First, we do the substitution \(\ x = \sin \theta \), and therefore \( dx = \cos \theta d\theta \). Also, by substituting the limits, we get new limits of integration: for x=0, \(\theta=0\), and for \(x=1/\sqrt{2}\), \(\theta=\pi/4\).

Substitute \(x\), \( dx\) and the limits into the integral: \(\int_{0}^{\pi/4} \frac{\arcsin{(\sin{\theta})}}{\sqrt{1-\sin^2{\theta}}} \cos{\theta}\, d\theta\).

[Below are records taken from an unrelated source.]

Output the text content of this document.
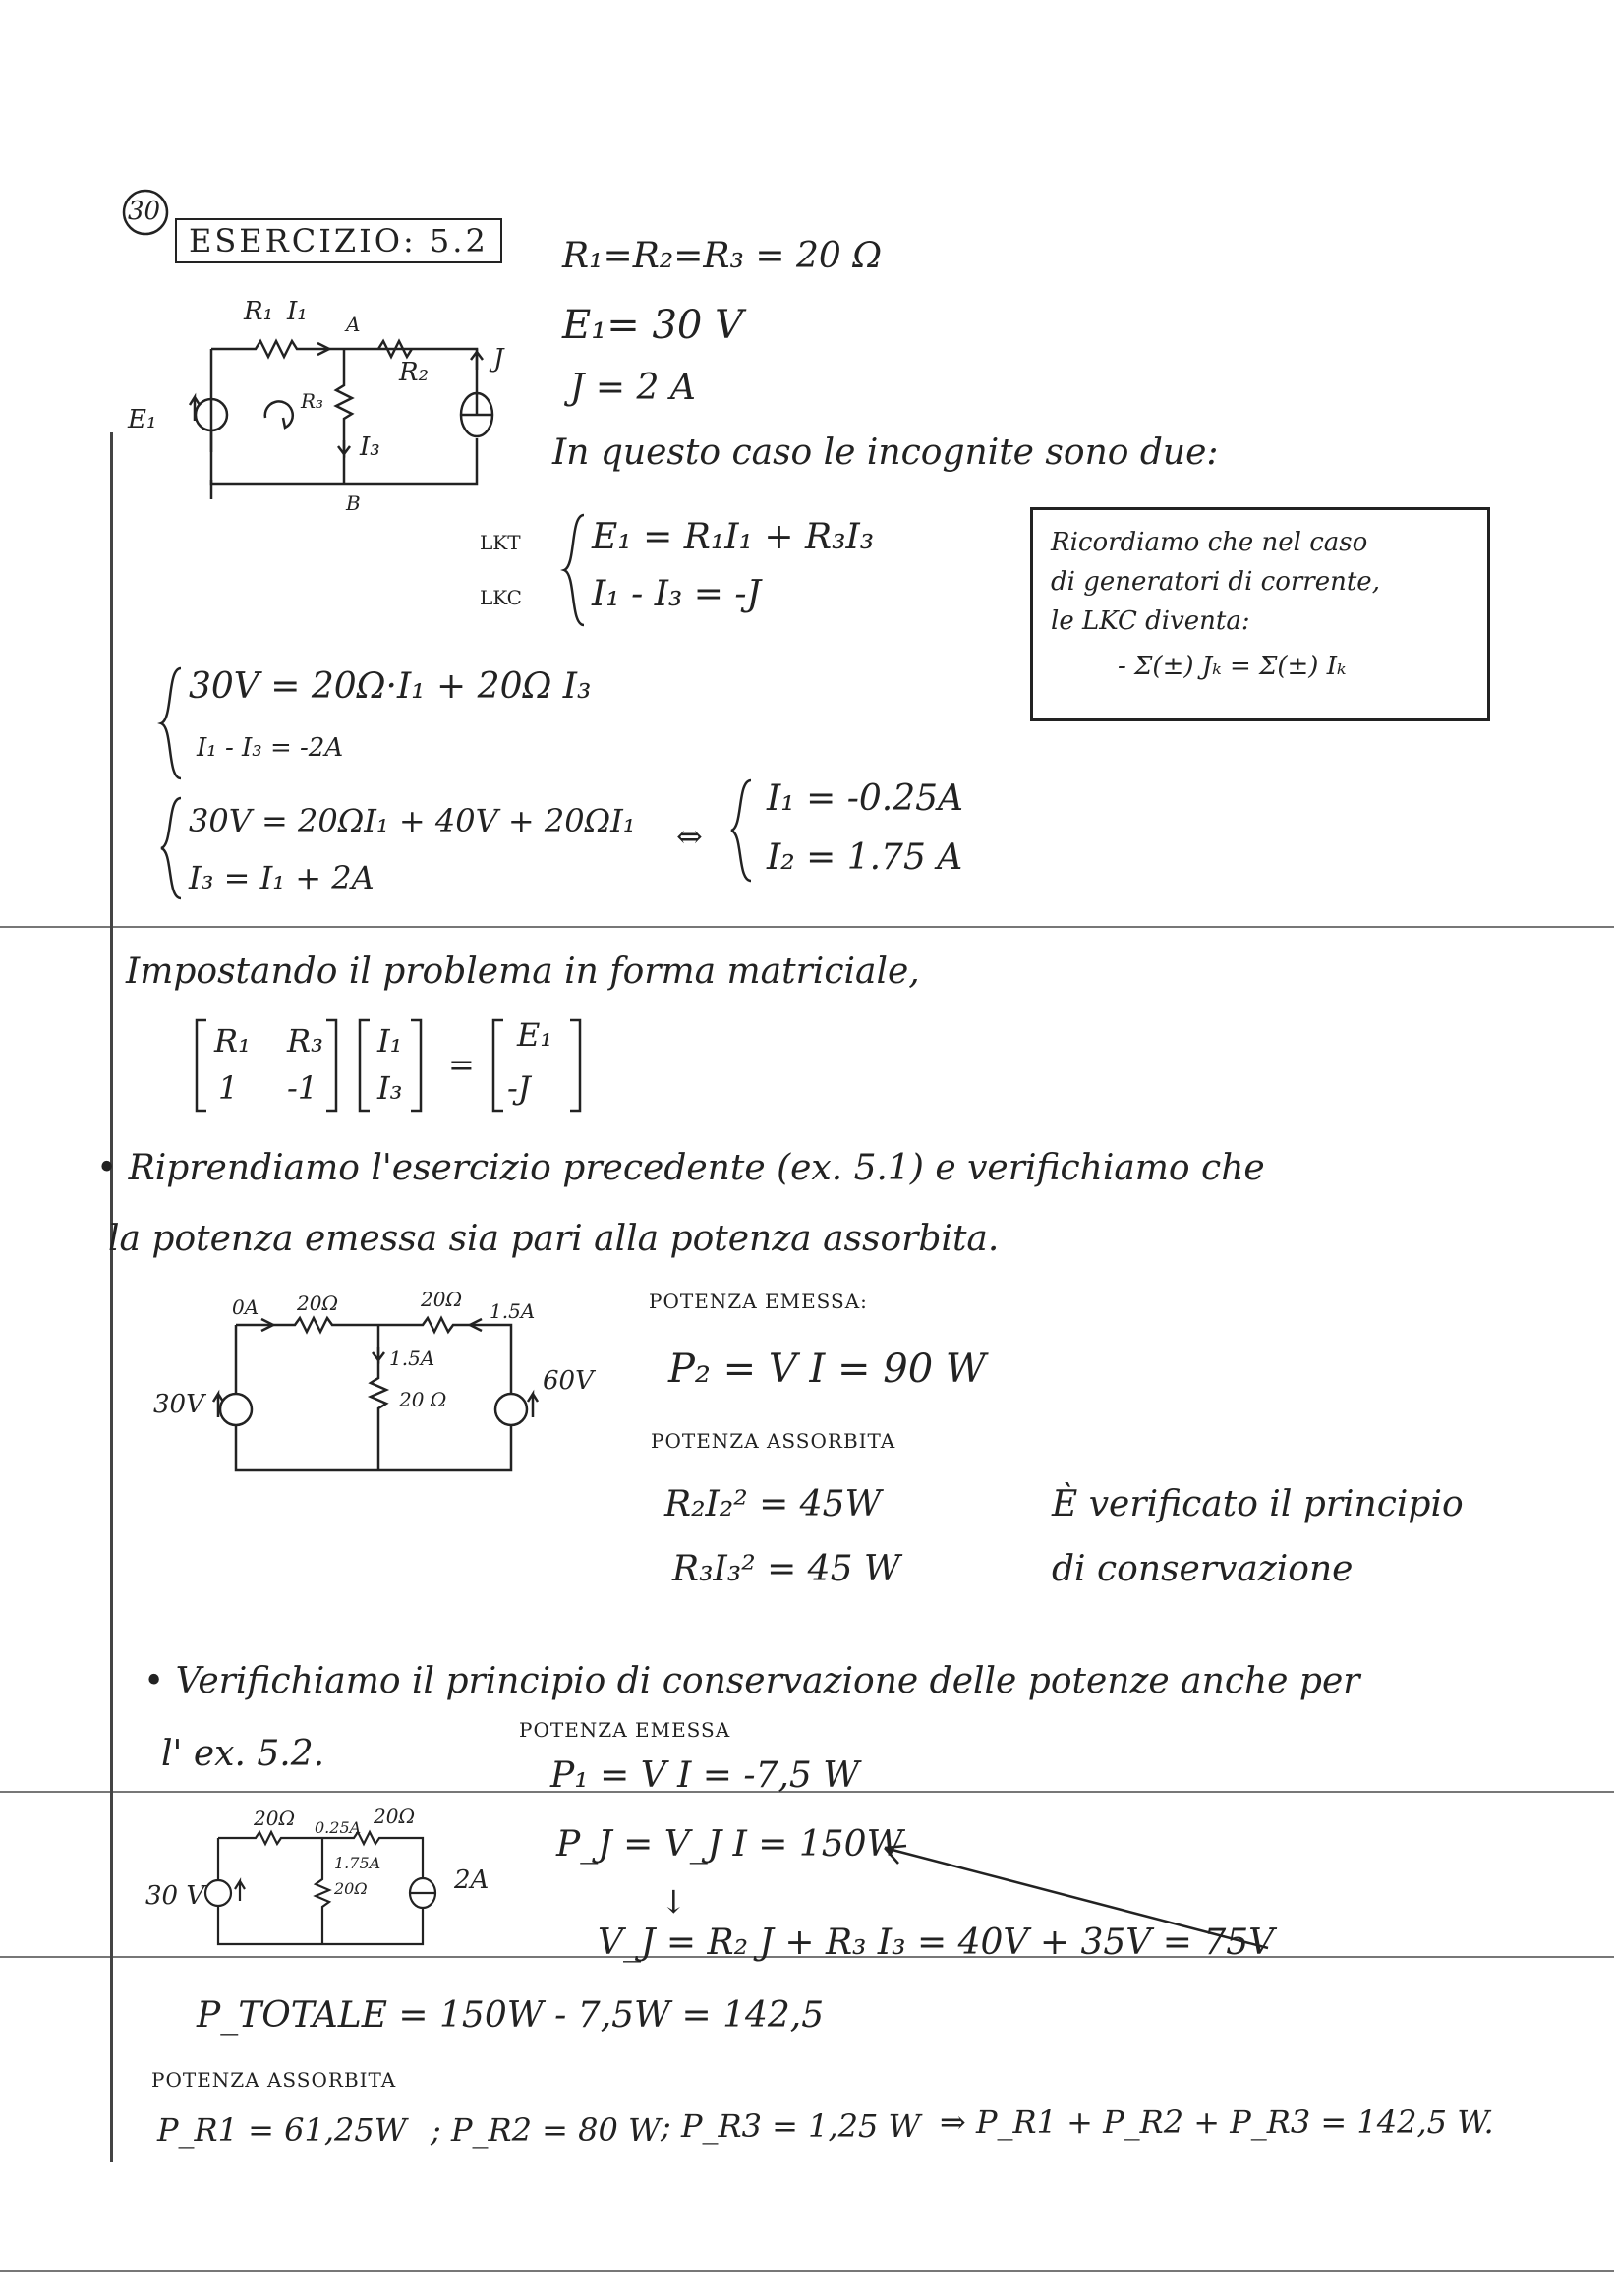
30
ESERCIZIO: 5.2	R₁=R₂=R₃ = 20 Ω
E₁= 30 V
J = 2 A
In questo caso le incognite sono due:
R₁ I₁ A
R₂	J
E₁
R₃
I₃
B
LKT
LKC
E₁ = R₁I₁ + R₃I₃
I₁ - I₃ = -J
Ricordiamo che nel caso
di generatori di corrente,
le LKC diventa:
- Σ(±) Jₖ = Σ(±) Iₖ
30V = 20Ω·I₁ + 20Ω I₃
I₁ - I₃ = -2A
30V = 20ΩI₁ + 40V + 20ΩI₁
I₃ = I₁ + 2A
⇔
I₁ = -0.25A
I₂ = 1.75 A
Impostando il problema in forma matriciale,
R₁ R₃
1 -1
I₁
I₃
=
E₁
-J
• Riprendiamo l'esercizio precedente (ex. 5.1) e verifichiamo che
la potenza emessa sia pari alla potenza assorbita.
0A 20Ω	20Ω 1.5A
1.5A
20 Ω
30V
60V
POTENZA EMESSA:
P₂ = V I = 90 W
POTENZA ASSORBITA
R₂I₂² = 45W
R₃I₃² = 45 W
È verificato il principio
di conservazione
• Verifichiamo il principio di conservazione delle potenze anche per
l' ex. 5.2.
POTENZA EMESSA
P₁ = V I = -7,5 W
20Ω 0.25A 20Ω
1.75A
20Ω
30 V
2A
P_J = V_J I = 150W
↓
V_J = R₂ J + R₃ I₃ = 40V + 35V = 75V
P_TOTALE = 150W - 7,5W = 142,5
POTENZA ASSORBITA
P_R1 = 61,25W ; P_R2 = 80 W ; P_R3 = 1,25 W ⇒ P_R1 + P_R2 + P_R3 = 142,5 W.
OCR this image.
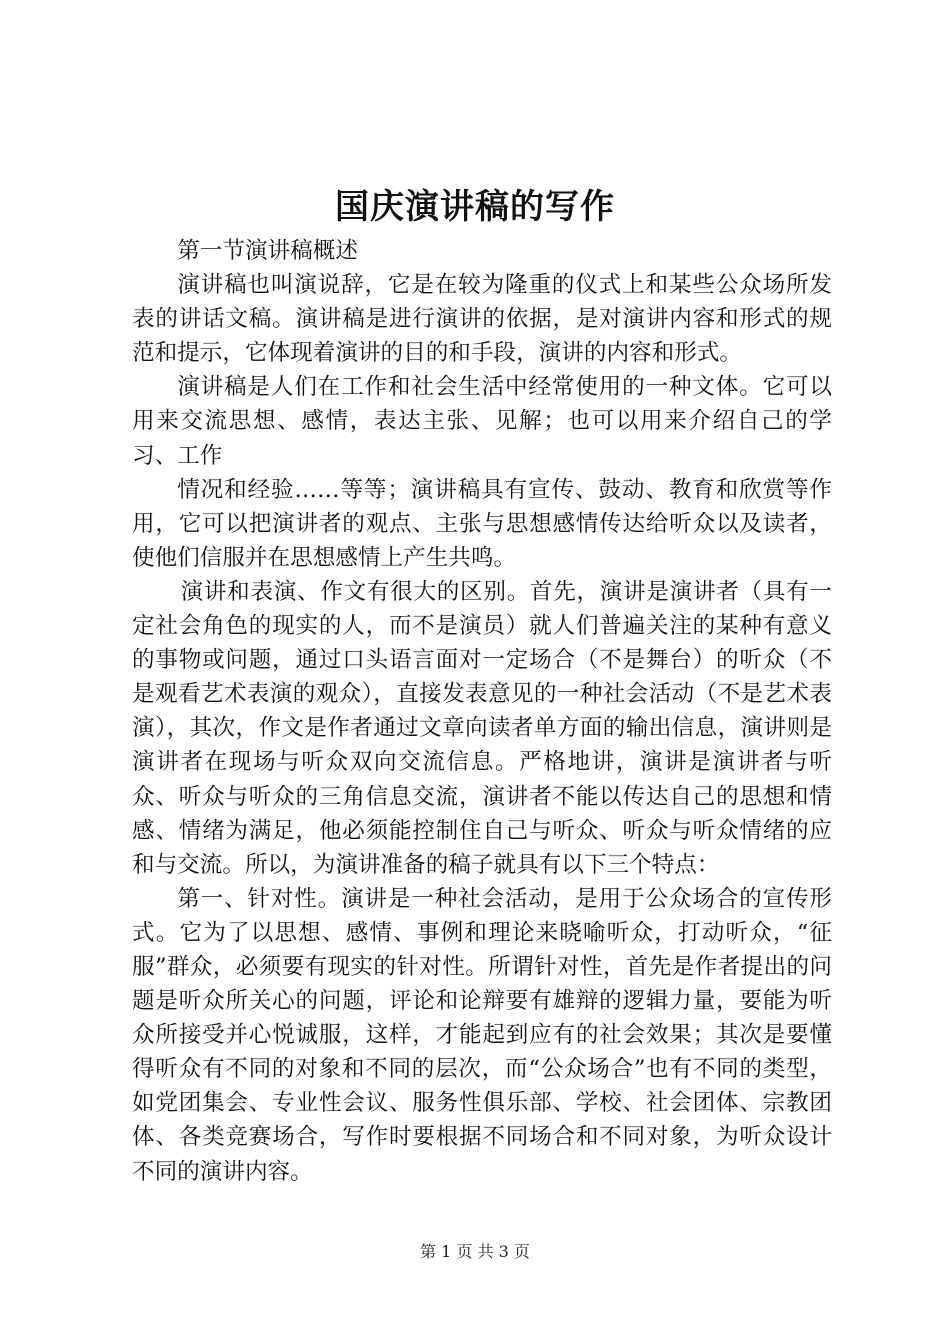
国庆演讲稿的写作

第一节演讲稿概述

演讲稿也叫演说辞，它是在较为隆重的仪式上和某些公众场所发表的讲话文稿。演讲稿是进行演讲的依据，是对演讲内容和形式的规范和提示，它体现着演讲的目的和手段，演讲的内容和形式。

演讲稿是人们在工作和社会生活中经常使用的一种文体。它可以用来交流思想、感情，表达主张、见解；也可以用来介绍自己的学习、工作

情况和经验……等等；演讲稿具有宣传、鼓动、教育和欣赏等作用，它可以把演讲者的观点、主张与思想感情传达给听众以及读者，使他们信服并在思想感情上产生共鸣。

演讲和表演、作文有很大的区别。首先，演讲是演讲者（具有一定社会角色的现实的人，而不是演员）就人们普遍关注的某种有意义的事物或问题，通过口头语言面对一定场合（不是舞台）的听众（不是观看艺术表演的观众），直接发表意见的一种社会活动（不是艺术表演），其次，作文是作者通过文章向读者单方面的输出信息，演讲则是演讲者在现场与听众双向交流信息。严格地讲，演讲是演讲者与听众、听众与听众的三角信息交流，演讲者不能以传达自己的思想和情感、情绪为满足，他必须能控制住自己与听众、听众与听众情绪的应和与交流。所以，为演讲准备的稿子就具有以下三个特点：

第一、针对性。演讲是一种社会活动，是用于公众场合的宣传形式。它为了以思想、感情、事例和理论来晓喻听众，打动听众，“征服”群众，必须要有现实的针对性。所谓针对性，首先是作者提出的问题是听众所关心的问题，评论和论辩要有雄辩的逻辑力量，要能为听众所接受并心悦诚服，这样，才能起到应有的社会效果；其次是要懂得听众有不同的对象和不同的层次，而“公众场合”也有不同的类型，如党团集会、专业性会议、服务性俱乐部、学校、社会团体、宗教团体、各类竞赛场合，写作时要根据不同场合和不同对象，为听众设计不同的演讲内容。

第 1 页 共 3 页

Here, \(\arcsin{(\sin{\theta})}\) simplifies to \(\theta\) and \(\sqrt{1-\sin^2{\theta}}\) simplifies to \(\cos{\theta}\).

Now the integral simplifies to \(\int_{0}^{\pi/4} \theta \, d\theta\). This is now a straightforward integral. The antiderivative of \(\theta\) is \( \frac{1}{2} \theta^2\).

Using the properties of definite integrals, we substitute the limits into the antiderivative: \(\frac{1}{2} (\pi/4)^2 - \frac{1}{2} (0)^2\).

Cleaning up the expression, we get \( \frac{\pi^2}{32}\). So, the value of the integral \(\int_{0}^{1 / \sqrt{2}} \frac{\arcsin x}{\sqrt{1-x^{2}}} d x\) is \( \frac{\pi^2}{32}\).